Il
primo colpo storico contro l’Italia lo mette a segno Carlo Azeglio
Ciampi, futuro presidente della Repubblica, incalzato dall’allora
ministro Beniamino Andreatta, maestro di Enrico Letta e “nonno” della
Grande Privatizzazione che ha smantellato l’industria statale italiana,
temutissima da Germania e Francia. E’ il 1981: Andreatta propone di
sganciare la Banca d’Italia dal Tesoro, e Ciampi esegue. Obiettivo:
impedire alla banca centrale di continuare a finanziare lo Stato, come
fanno le altre banche centrali sovrane del mondo, a cominciare da quella
inglese.
Il secondo colpo, quello del ko, arriva otto anno dopo, quando crolla il Muro di Berlino. La Germania si gioca la riunificazione, a spese della sopravvivenza dell’Italia come potenza industriale: ricattati dai francesi, per riconquistare l’Est i tedeschi accettano di rinunciare al marco e aderire all’euro, a patto che il nuovo assetto europeo elimini dalla scena il loro concorrente più pericoloso: noi. A Roma non mancano complici: pur di togliere il potere sovrano dalle mani della “casta” corrotta della Prima Repubblica, c’è chi è pronto a sacrificare l’Italia all’Europa “tedesca”, naturalmente all’insaputa degli italiani.

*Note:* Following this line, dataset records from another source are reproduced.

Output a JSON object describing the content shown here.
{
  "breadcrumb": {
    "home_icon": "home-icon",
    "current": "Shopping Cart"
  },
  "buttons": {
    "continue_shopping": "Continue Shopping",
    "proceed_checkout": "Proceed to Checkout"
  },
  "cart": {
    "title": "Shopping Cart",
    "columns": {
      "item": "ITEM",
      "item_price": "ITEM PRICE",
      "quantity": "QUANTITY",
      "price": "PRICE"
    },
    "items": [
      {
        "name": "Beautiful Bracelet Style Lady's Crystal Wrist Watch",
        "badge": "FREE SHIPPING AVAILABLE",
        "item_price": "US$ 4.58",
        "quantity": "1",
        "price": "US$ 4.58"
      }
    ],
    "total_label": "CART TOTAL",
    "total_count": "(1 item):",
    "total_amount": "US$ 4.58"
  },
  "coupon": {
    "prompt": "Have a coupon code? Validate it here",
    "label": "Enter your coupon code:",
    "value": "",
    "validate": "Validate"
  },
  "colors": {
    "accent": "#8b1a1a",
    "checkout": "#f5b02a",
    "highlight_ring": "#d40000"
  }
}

E’ la drammatica ricostruzione
che Nino Galloni, già docente universitario, manager pubblico e alto
dirigente di Stato, fornisce a Claudio Messora per il blog “Byoblu”.
All’epoca, nel fatidico 1989, Galloni era consulente del governo su
invito dell’eterno Giulio Andreotti, il primo statista europeo che ebbe
la prontezza di affermare di temere la riunificazione tedesca. Non era
“provincialismo storico”: Andreotti era al corrente del piano contro
l’Italia e tentò di opporvisi, fin che poté.
Poi a Roma arrivò una
telefonata del cancelliere Helmut Kohl, che si lamentò col ministro
Guido Carli: qualcuno “remava contro” il piano franco-tedesco. Galloni
si era appena scontrato con Mario Monti alla Bocconi e il suo gruppo
aveva ricevuto pressioni da Bankitalia, dalla Fondazione Agnelli e da
Confindustria. La telefonata di Kohl fu decisiva per indurre il governo a
metterlo fuori gioco. «Ottenni dal ministro la verità», racconta l’ex
super-consulente, ridottosi a comunicare con l’aiuto di pezzi di carta
perché il ministro «temeva ci fossero dei microfoni». Sul “pizzino”,
scrisse la domanda decisiva: “Ci sono state pressioni anche dalla
Germania sul ministro Carli perché io smetta di fare quello che stiamo
facendo?”. Eccome: «Lui mi fece di sì con la testa».
Questa,
riassume Galloni, è l’origine della “inspiegabile” tragedia nazionale
nella quale stiamo sprofondando. I super-poteri egemonici, prima
atlantici e poi europei, hanno sempre temuto l’Italia. Lo dimostrano due
episodi chiave. Il primo è l’omicidio di Enrico Mattei, stratega del
boom industriale italiano grazie alla leva energetica propiziata dalla
sua politica filo-araba, in competizione con le “Sette Sorelle”. E il
secondo è l’eliminazione di Aldo Moro, l’uomo del compromesso storico
col Pci di Berlinguer assassinato dalle “seconde Br”: non più
l’organizzazione eversiva fondata da Renato Curcio ma le Br di Mario
Moretti, «fortemente collegate con i servizi, con deviazioni dei
servizi, con i servizi americani e israeliani». Il leader della Dc era
nel mirino di killer molto più potenti dei neo-brigatisti: «Kissinger
gliel’aveva giurata, aveva minacciato Moro di morte poco tempo prima».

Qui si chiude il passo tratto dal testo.